Crolli del Lungarno a parte, quel che accoglie chi giunge a Firenze da un qualche altrove è il silenzio. A dispetto della fiumana di turisti che ne ingorgano vie e piazze, dell’afa che già in primavera fatica a essere smossa da un refolo, la città resta uno dei luoghi del Belpaese dove al brusìo della normalità – il silenzio, appunto – s’accompagnano vampate di bellezza che rischiano di sopraffare il visitatore a ogni passo. E se è così ancora oggi, figurarsi cos’era la città quando, ai primissimi del ‘40, nelle prime settimane d’una guerra che per l’Italia era di là da venire, un’ebrea polacca s’affaccia sull’Arno che avrebbe visto ben altri crolli di quelli odierni al seguito dei due figli, già uomini fatti. L’avventura fiorentina di Xavier e Antonio Bueno, spagnoli in rotta da Parigi invischiata nella “drôle de guerre” inizia da lì, da quel lontano gennaio di pre-guerra, per spalancarsi sulla città attuale in tutta la sua deflagrante bellezza da Villa Bardini. E qui, prima di risalire le coste di san Giorgio spezzandosi il fiato sui tornanti del giardino, o sullo scalone monumentale del villone risistemato al gusto eclettico dall’antiquario Stefano Bardini che l’acquistò ai primi del secolo scorso, lasciandogli in eredità il nome, lasciamo la parola a Philippe Daverio, che dell’Associazione Bueno è presidente con Caterina, primogenita di Xavier.

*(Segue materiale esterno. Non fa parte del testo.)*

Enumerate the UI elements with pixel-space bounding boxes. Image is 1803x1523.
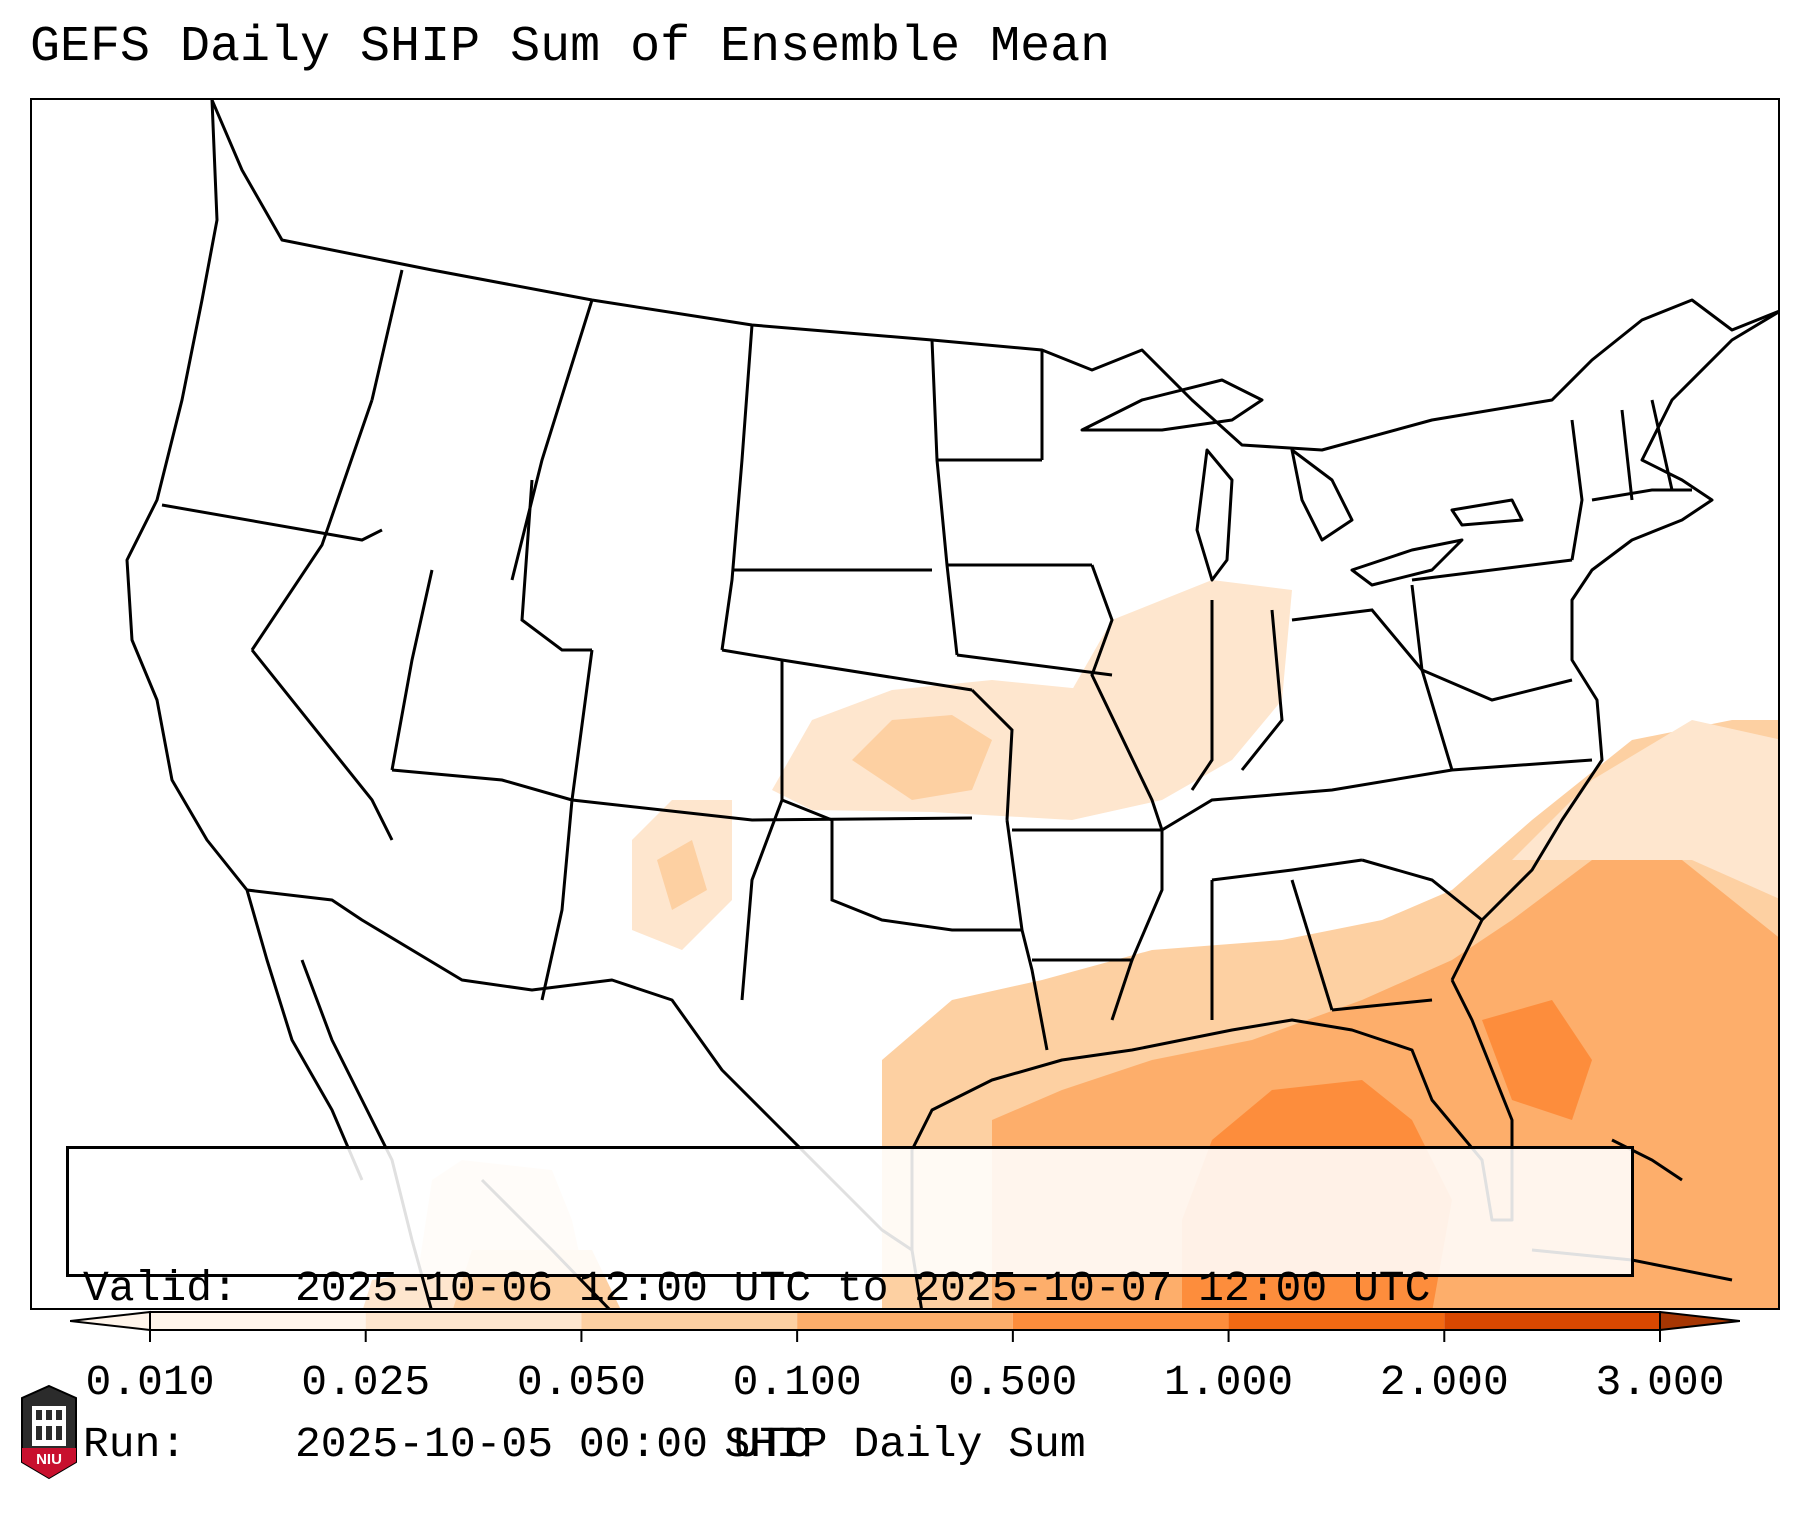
colorbar-tick-label: 1.000 <box>1164 1358 1294 1407</box>
map-canvas <box>125 100 1778 1308</box>
west-coast <box>125 100 364 1181</box>
shading-newmexico-mid <box>657 840 707 910</box>
colorbar-segment <box>365 1312 582 1330</box>
colorbar-segment <box>797 1312 1013 1330</box>
colorbar-label: SHIP Daily Sum <box>724 1420 1086 1469</box>
shading-atlantic-light <box>1512 720 1778 899</box>
valid-label: Valid: <box>83 1264 238 1313</box>
colorbar-extend-min <box>70 1310 151 1332</box>
lake-ontario <box>1450 498 1524 527</box>
us-canada-border <box>210 100 1778 452</box>
shading-atlantic-dark <box>1482 1000 1592 1120</box>
state-lines <box>161 269 1692 1051</box>
east-coast <box>1450 310 1778 981</box>
colorbar-segment <box>150 1312 366 1330</box>
lake-erie <box>1350 538 1464 587</box>
lake-superior <box>1080 378 1264 432</box>
colorbar-segment <box>1228 1312 1445 1330</box>
map-panel[interactable] <box>30 98 1780 1310</box>
colorbar <box>70 1310 1740 1342</box>
colorbar-tick-label: 3.000 <box>1595 1358 1725 1407</box>
colorbar-tick-label: 0.025 <box>301 1358 431 1407</box>
valid-row: Valid: 2025-10-06 12:00 UTC to 2025-10-07… <box>83 1263 1631 1315</box>
colorbar-segment <box>581 1312 798 1330</box>
page-title: GEFS Daily SHIP Sum of Ensemble Mean <box>30 19 1111 76</box>
colorbar-tick-label: 0.050 <box>516 1358 646 1407</box>
niu-logo-text: NIU <box>36 1451 62 1468</box>
colorbar-tick-label: 0.100 <box>732 1358 862 1407</box>
valid-run-info-box: Valid: 2025-10-06 12:00 UTC to 2025-10-07… <box>66 1146 1634 1469</box>
run-label: Run: <box>83 1420 187 1469</box>
colorbar-outline <box>149 1311 1661 1331</box>
colorbar-tick-label: 0.010 <box>85 1358 215 1407</box>
lake-michigan <box>1195 448 1234 582</box>
shading-mexico-light-2 <box>363 1270 432 1308</box>
lake-huron <box>1290 448 1354 542</box>
colorbar-segment <box>1444 1312 1660 1330</box>
colorbar-segment <box>1012 1312 1229 1330</box>
run-row: Run: 2025-10-05 00:00 UTC <box>83 1419 1631 1471</box>
niu-building-icon: NIU <box>21 1384 77 1480</box>
shading-kansas-mid <box>852 715 992 800</box>
colorbar-extend-max <box>1659 1310 1740 1332</box>
run-value: 2025-10-05 00:00 UTC <box>295 1420 812 1469</box>
colorbar-tick-label: 0.500 <box>948 1358 1078 1407</box>
colorbar-tick-label: 2.000 <box>1379 1358 1509 1407</box>
valid-value: 2025-10-06 12:00 UTC to 2025-10-07 12:00… <box>295 1264 1431 1313</box>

«La caotica situazione dell’arte nell’Italia recente tenterà di porre il loro intrigante lavoro in un irresponsabile cono d’ombra. Riscoprirli sarà utile alla coscienza; servirà alla percezione di quanto fu complessa la storia delle arti nella seconda metà del secolo Ventesimo». Sia lode al critico, dunque, e al curatore della mostra Stefano Sbarbaro, e avventuriamoci nel giardino in via di risistemazione ma non orbo dell’antico fascino, sul colle di Montecuccoli. Oggi parte della fondazione parchi monumentali Bardini-Byron. Ripigliamo fiato nel loggione del belvedere innanzi alla vecchia kaffehaus, dove l’occhio casca sulla cupola del Duomo e sul torrione di palazzo Vecchio dirimpetti, prima di smagliarsi a un’incomparabile sguardo d’insieme sulla città. È, questo, uno dei luoghi dell’infinito dove faresti sera, non stancandoti mai di posarci lo sguardo. Ma proseguiamo oltre, saliamo alle stanze abitate da Pietro Annigoni che ne custodiscono l’opere, e dei fratelli Bueno fu primo estimatore e anfitrione, assieme a Giorgio de Chirico che li considerava tra i pittori più talentuosi del suo tempo. Al pari di Picasso, addirittura.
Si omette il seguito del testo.